Après une première action en justice intentée en février 2022 suite au décès d'un homme ayant acheté un puissant produit chimique sur Amazon afin de se suicider, le géant de l’e-commerce est à nouveau pointé du doigt par la justice. Les faits qui lui sont reprochés ? Avoir vendu à deux adolescents un « kit de suicide ».
Face au mastodonte, l'avocate Carrie Goldberg qui représente les familles des victimes a décidé de médiatiser l'affaire : « Pendant des mois, nous avons évité d'attirer l'attention de la presse sur cette affaire. Mais nous avons atteint un point de rupture... ».
Des produits vendus par Amazon mis en cause dans la mort d’adolescents
Les parents de Kristine Jónsson (16 ans) et d'Ethan McCarthy (17 ans) accusent le géant Amazon d'avoir vendu à leurs enfants du nitrite de sodium (un conservateur alimentaire). Un produit mortel lorsqu'il est ingéré sous une forme pure et que les deux adolescents ont consommé pour se suicider.

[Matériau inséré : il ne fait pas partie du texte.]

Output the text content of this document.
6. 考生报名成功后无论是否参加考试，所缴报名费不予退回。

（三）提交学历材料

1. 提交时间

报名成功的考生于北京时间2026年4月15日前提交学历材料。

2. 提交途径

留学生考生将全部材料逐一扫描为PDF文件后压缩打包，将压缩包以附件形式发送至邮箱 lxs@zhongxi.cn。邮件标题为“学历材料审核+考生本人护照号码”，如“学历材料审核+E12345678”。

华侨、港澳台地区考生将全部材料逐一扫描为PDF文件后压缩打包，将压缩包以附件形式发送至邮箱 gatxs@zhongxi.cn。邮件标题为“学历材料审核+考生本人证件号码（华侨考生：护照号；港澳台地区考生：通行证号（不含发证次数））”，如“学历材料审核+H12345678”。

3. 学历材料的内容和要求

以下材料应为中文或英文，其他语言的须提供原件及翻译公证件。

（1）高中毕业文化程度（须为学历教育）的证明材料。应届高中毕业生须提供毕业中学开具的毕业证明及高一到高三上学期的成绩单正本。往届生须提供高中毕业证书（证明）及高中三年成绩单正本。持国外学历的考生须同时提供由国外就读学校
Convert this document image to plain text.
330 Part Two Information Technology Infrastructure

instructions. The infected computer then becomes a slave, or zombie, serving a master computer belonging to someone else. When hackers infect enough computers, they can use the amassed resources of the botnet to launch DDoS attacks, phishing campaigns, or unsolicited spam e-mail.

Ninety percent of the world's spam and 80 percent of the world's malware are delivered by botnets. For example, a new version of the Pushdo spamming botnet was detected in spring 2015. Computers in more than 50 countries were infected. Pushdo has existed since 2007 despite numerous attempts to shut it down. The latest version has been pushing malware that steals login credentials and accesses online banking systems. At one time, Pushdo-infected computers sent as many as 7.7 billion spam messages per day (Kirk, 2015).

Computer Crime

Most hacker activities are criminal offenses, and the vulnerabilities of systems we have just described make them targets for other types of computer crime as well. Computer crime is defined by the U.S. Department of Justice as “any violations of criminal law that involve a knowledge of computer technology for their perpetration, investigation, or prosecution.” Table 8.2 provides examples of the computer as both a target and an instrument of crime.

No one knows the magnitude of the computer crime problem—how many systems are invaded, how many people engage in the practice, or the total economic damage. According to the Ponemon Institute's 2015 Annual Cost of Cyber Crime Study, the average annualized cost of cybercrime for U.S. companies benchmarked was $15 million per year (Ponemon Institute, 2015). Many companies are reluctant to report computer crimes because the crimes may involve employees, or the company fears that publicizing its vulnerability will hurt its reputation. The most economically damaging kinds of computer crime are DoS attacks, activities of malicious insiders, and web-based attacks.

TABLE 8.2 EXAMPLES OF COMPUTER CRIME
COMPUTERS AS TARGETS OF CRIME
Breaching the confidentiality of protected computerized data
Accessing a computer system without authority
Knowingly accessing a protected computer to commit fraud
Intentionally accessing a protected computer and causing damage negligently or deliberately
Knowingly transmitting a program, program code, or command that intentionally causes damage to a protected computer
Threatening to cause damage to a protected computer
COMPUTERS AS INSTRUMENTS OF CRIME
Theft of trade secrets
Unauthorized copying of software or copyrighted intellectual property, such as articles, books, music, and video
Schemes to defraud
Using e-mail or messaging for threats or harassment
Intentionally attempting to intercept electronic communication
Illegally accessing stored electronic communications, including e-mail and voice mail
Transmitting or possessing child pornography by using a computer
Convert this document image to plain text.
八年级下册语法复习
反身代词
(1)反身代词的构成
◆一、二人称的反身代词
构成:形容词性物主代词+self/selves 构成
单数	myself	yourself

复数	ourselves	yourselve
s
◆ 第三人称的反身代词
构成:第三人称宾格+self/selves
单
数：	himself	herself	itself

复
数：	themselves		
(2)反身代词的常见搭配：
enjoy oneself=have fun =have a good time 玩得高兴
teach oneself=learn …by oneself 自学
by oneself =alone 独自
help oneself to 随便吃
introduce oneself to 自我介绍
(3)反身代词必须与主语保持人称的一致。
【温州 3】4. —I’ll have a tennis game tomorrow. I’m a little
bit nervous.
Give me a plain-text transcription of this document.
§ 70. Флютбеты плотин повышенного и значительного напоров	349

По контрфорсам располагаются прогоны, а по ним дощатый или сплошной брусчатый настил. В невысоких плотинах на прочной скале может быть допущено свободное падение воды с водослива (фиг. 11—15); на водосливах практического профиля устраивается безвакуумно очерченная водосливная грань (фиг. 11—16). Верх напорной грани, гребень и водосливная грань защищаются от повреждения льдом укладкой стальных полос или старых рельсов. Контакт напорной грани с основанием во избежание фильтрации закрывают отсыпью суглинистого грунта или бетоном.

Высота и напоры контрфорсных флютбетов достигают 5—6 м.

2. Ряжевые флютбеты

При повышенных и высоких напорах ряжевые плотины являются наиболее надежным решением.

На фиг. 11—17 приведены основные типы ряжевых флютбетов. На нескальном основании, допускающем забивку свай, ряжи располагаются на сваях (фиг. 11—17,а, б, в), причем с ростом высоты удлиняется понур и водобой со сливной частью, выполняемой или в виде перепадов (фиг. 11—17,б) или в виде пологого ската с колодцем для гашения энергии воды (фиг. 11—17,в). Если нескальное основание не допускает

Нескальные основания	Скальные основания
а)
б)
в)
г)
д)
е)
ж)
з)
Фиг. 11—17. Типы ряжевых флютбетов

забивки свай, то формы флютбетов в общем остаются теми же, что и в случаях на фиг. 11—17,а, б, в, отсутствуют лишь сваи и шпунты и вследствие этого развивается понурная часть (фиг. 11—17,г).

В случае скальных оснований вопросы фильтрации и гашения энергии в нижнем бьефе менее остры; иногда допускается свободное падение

Faisant fi des plaintes, les avocats du géant américain ont déclaré que : « la plateforme continuera à vendre le produit chimique car elle ne pouvait être tenue responsable de la décision de certains consommateurs d'utiliser le produit pour se suicider ». Les déclarations du porte-parole d'Amazon — qui a adressé ses « sincères condoléances » aux familles des victimes — vont dans le même sens : « Le nitrite de sodium est un produit légal et largement disponible proposé par les détaillants pour conserver les aliments, tels que la viande et le poisson, et pour une utilisation dans les laboratoires comme réactif. Le nitrite de sodium n'est pas destiné à la consommation et, malheureusement, comme de nombreux produits, il peut être utilisé à mauvais escient. »
Des arguments réfutés par l'avocate Carrie Goldberg qui précise que la concentration du nitrite de sodium dans les produits incriminés est proche de 100 % (entre 98 et 99 %). Un dosage largement supérieur à celui utilisé pour la conservation des aliments.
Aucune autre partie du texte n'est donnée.